Die Federal Reserve (Fed) und ihre Entscheidungsträger mussten zwar schon für so manchen Vergleich herhalten. Doch noch nie wurde die amerikanische Notenbank als "Elefant im Porzellanladen" bezeichnet.

Irgendwann ist immer das erste Mal, dürfte sich der Chefökonom von HSBC gedacht haben. Jedenfalls verwendet er in seinem neusten Kommentar diese Beschreibung. Für den Experten steht fest: Selten zuvor war eine erste Leitzinserhöhung mit grösseren Risiken verbunden als beim sich jetzt abzeichnenden Schritt.

Eine Welt voller Ungleichgewichte

Denn das Weltwirtschaftswachstum sei zuletzt enttäuschend schwach ausgefallen, so heisst es bei der britischen Grossbank.
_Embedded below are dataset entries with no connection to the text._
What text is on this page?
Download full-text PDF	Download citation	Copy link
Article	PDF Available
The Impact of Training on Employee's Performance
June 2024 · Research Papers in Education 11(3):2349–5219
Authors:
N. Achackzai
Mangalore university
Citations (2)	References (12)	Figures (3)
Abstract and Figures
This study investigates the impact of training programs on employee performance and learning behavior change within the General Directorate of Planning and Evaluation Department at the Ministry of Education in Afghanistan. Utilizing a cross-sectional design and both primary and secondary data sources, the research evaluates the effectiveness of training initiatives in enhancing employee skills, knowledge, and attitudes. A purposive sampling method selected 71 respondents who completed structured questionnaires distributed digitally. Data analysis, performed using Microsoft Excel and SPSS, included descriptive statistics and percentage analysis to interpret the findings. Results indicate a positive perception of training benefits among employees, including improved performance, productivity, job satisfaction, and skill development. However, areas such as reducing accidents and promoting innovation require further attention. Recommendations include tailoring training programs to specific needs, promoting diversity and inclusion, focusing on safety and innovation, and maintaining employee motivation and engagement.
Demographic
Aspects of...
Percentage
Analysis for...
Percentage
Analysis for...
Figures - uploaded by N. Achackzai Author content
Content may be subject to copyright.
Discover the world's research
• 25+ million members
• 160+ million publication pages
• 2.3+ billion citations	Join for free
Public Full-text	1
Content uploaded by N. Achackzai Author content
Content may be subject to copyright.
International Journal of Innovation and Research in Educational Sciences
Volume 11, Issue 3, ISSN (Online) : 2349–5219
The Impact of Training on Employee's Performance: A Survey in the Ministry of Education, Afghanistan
Darf man dem Chefökonomen Glauben schenken, dann lässt sich dieser Umstand nur teilweise mit den Konjunkturzyklen erklären. Es gebe immer mehr Anhaltspunkte dafür, dass es sich auch um eine strukturelle Wachstumsschwäche handle. Neben Verschiebungen in der globalen Wertschöpfungskette bezeichnet der Experte auch protektionistische Massnahmen aus der Politik sowie die restriktivere Handelsfinanzierung als Bremsen für die Weltwirtschaft.

Während viele Zentralbanken ihre Geldschleusen weit geöffnet hätten, sei die Fed dabei, auf einen restriktiveren geldpolitischen Kurs umzuschwenken. Dabei würden sich die Entscheidungsträger ausschliesslich an der Entwicklung der heimischen Wirtschaft orientieren. Das schwache Weltwirtschaftswachstum, der verhaltene Welthandel oder der Druck auf die Preise scheine sie nicht von ihrem Vorhaben abzuhalten, so der Chefökonom.

Wird die Konjunktur in den USA überschätzt?

Der Experte warnt, dass die amerikanische Konjunktur in den letzten knapp 15 Jahren jeweils hinter den meist optimistischen Erwartungen zurückgeblieben sei. Ausserdem habe die Erholung am Arbeitsmarkt bislang keine höheren Löhne nach sich gezogen. Dazu kämen die unter dem starken Dollar leidenden Exporte. Er warnt die Fed deshalb vor einer voreiligen Leitzinserhöhung und ihren negativen Folgen für die zukünftige Wirtschaftsentwicklung.

Und tatsächlich zeichnen die in den letzten Tagen veröffentlichten Konjunkturindikatoren ein recht nüchternes Bild der amerikanischen Wirtschaft. Zwar fiel der Einkaufsmanager-Index für März mit 55,7 Punkten etwas über den bei 55,3 Zählern liegenden Erwartungen aus. Wie so oft liegt der Teufel allerdings im Detail: Die Auftragskomponente fiel zum fünften Mal in Folge, was seit 2008 nicht mehr zu beobachten war. Diesbezüglich hat der Einkaufsmanager-Index in den letzten sieben Monaten nicht weniger als fünfmal enttäuscht.

Seit Mittwochnachmittag ist zudem bekannt, dass im März in der Privatwirtschaft erstmals wieder deutlich weniger neue Stellen geschaffen worden sind. Vermutlich dürfte das auch den Entscheidungsträgern bei der amerikanischen Notenbank nicht entgangen sein. Bleibt abzuwarten, ob sie wirklich mit dem Kopf durch die Wand wollen und an ihrem bisherigen zins- und geldpolitischen Kurs festhalten.